As most analog circuit engineers know, designing a circuit for very good performance at a nominal or fixed operating point is only part of the challenge. A larger challenge is making sure that the circuit provides precision performance over time and temperature, along with the variabilities of various transducers, as well as supply-rail and current fluctuations.
For this reason, I re-read the outstanding EDN article by the late, much-missed Jim Willams, "This 30-ppm scale proves that analog designs aren't dead yet" (see it here), every year or so.
To me, his processor-free design represents the ultimate in engineering understanding and circuit elegance, as he identified and worked with (or around) every error and drift source. For example, read how he describes testing for the zero-drift current point of a Zener diode he is using as a voltage reference. This is a great example of what Samuel Florman refers to as the "Existential Pleasures of Engineering."
But times change, and so do technologies. When I spoke with Jim shortly before his untimely passing, he said that much of the striving for analog perfection he used to do was no longer as necessary. With the availability of embedded processors running compensation and calibration routines, and integrated flash memory to store calibration factors, he could now calibrate a circuit digitally. He could do this for general system errors such as drift, or even do additional compensation for individual production unit variations.
Errors in transducers could also be calibrated out at the factory, as long as you could link the specific transducer to those calibration factors stored in the instrument, via an electronic tag.
These steps would take care of many errors, but not all. Some error sources, such as various types of noise, would be much harder to calibrate out -- but perhaps more could be accomplished with additional effort and algorithm development. (See: Can Integration Help With Our Noise Gamble?)

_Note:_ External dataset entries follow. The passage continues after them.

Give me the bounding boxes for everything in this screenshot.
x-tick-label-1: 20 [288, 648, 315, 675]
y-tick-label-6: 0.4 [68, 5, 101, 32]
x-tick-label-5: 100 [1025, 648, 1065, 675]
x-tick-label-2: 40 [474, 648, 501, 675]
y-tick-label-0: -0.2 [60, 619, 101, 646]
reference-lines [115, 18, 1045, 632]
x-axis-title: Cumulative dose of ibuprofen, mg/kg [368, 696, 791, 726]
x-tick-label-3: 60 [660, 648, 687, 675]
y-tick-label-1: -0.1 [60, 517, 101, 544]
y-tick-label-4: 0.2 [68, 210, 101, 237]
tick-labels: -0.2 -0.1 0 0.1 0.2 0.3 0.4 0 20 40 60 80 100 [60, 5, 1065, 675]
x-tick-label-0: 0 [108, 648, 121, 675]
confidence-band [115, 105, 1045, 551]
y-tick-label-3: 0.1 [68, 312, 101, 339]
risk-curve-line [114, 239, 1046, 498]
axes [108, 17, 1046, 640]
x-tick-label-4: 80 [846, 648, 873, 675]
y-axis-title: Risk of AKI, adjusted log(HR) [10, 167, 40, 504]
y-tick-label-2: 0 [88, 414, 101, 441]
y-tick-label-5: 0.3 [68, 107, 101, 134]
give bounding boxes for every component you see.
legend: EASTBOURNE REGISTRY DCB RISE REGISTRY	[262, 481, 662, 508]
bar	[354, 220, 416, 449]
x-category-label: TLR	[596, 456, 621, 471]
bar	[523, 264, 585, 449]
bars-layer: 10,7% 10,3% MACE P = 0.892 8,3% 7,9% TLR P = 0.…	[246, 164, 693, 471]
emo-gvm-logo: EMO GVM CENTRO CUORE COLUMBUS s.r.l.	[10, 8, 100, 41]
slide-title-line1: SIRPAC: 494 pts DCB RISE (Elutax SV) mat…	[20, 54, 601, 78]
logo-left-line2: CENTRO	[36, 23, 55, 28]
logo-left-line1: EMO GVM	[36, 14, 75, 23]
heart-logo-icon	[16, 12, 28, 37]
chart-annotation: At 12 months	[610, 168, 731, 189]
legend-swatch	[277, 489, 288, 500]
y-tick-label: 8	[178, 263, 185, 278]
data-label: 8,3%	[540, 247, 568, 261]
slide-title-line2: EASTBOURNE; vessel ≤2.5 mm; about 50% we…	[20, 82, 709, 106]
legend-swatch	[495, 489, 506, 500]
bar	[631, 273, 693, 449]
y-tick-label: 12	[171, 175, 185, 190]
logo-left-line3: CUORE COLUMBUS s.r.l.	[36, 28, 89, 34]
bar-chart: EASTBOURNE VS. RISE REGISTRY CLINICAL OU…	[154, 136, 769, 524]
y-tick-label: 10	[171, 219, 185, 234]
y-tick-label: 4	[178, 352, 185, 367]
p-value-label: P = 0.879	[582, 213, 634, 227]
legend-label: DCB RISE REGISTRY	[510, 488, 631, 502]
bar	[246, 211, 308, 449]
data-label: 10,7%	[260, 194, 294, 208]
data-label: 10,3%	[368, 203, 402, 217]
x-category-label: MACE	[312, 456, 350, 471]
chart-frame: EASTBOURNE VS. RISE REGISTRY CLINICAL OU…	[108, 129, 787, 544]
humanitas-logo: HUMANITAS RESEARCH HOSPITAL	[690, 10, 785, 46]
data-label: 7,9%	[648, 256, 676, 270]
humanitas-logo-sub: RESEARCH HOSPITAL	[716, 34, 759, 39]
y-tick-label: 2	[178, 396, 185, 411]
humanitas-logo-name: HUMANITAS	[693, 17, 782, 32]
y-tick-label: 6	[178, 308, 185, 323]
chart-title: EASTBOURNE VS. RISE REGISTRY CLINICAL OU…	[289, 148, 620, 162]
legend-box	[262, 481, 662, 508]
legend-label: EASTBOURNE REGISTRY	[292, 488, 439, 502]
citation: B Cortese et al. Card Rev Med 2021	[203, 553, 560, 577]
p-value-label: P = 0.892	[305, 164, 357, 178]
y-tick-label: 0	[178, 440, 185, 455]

By integrating non-analog functions such as processor, code memory, and data memory onto a single IC, along with the analog signal channel(s), designers have a new way of dealing with long-standing error situations -- and overcoming them. To what extent they can do this depends on the specific errors and imperfections: are they foreseeable, understandable, and consistent?
Perhaps the historical striving for inherent analog-circuit perfection is no longer as large as imperative as it was when Jim developed the 30-ppm scale and many "near-perfect" circuits.
Which error types do you think can be calibrated out with digital techniques, and which ones canít? Have you ever assumed you could minimize an error with one approach, but eventually found that you had to do it the other way?